- Campolungo-Villa Sant'Antonio Location of Campolungo-Villa Sant'Antonio in Italy
- Coordinates: 42°51′26.8″N 13°41′38.11″E﻿ / ﻿42.857444°N 13.6939194°E
- Country: Italy
- Region: Marche
- Province: Province of Ascoli Piceno (AP)
- Comune: Ascoli Piceno
- Elevation: 72 m (236 ft)

Population
- • Total: 716
- Time zone: UTC+1 (CET)
- • Summer (DST): UTC+2 (CEST)
- Postal code: 63100
- Dialing code: 0736
- Patron saint: Saint Mary of the Assumption
- Saint day: 15th August

= Campolungo-Villa Sant'Antonio =

Italian frazione in the province of Ascoli Piceno

Campolungo-Villa Sant'Antonio is a frazione (hamlet) of the comune (municipality) of Ascoli Piceno, Marche, Italy. The frazione has a population of 716 people, and it is located about 10,5 km east of Ascoli Piceno.

== Geography ==
The frazione is located east of Ascoli Piceno, in a lower and flatter area of the Tronto valley. The settlement is crossed by the Salaria highway. The frazione border to the north with the comuni of Castel di Lama and Castorano, to the east with Colli del Tronto and to the south with Maltignano, Sant'Egidio alla Vibrata and Ancarano, of which the last two are located in Abruzzo. In Campolungo-Villa Sant'Antonio is located part of the industrial area of the comune of Ascoli Piceno.
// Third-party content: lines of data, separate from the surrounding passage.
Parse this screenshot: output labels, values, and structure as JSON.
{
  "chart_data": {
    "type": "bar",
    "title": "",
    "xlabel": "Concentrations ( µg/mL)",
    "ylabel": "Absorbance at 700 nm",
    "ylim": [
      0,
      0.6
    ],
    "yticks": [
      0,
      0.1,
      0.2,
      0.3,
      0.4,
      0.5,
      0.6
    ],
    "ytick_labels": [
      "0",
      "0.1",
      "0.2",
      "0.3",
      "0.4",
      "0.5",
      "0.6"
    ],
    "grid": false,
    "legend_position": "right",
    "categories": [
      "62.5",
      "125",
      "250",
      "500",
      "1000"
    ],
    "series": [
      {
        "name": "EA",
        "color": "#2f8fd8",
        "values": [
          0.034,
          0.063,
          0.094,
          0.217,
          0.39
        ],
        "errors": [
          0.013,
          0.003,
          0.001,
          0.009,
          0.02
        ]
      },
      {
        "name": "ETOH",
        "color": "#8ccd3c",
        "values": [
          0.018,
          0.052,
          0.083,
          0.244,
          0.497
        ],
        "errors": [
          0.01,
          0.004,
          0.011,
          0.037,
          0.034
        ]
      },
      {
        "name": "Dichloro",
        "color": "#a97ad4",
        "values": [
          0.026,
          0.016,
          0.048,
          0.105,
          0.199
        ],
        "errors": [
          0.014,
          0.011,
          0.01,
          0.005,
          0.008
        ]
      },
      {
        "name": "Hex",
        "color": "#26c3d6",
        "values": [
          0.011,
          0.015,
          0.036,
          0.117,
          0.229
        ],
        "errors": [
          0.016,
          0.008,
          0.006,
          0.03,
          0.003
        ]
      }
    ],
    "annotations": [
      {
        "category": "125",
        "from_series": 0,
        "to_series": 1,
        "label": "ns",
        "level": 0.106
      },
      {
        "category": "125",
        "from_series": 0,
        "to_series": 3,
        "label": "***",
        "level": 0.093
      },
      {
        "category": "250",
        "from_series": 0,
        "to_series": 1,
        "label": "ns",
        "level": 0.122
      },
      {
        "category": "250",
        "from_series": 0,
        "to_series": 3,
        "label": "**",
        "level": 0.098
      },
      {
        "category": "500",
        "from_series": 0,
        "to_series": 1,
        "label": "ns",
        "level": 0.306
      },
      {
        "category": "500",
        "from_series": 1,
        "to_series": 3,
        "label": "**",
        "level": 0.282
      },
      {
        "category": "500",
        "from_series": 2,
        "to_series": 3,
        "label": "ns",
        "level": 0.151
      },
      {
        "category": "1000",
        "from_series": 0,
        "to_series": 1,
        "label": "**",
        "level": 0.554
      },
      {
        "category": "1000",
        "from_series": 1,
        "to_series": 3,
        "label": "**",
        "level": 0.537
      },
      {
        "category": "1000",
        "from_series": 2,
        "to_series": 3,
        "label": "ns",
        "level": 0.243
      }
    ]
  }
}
== History and monuments ==
The history of Campolungo-Villa Sant'Antonio is tied to the one of the Sgariglia noble family, which had its residence there. The main mouments of the frazione are Villa Sgariglia, the baroque villa of the Sgariglia family, the church of Saint Mary of the Assumption, built in 1777 and dedicated to the patron saint of the settlement, Castello di Cartofaro (Castle of Cartofaro), a noble residence built in the 16th century and the Fermo Posta, which was used as a stopping point for travellers.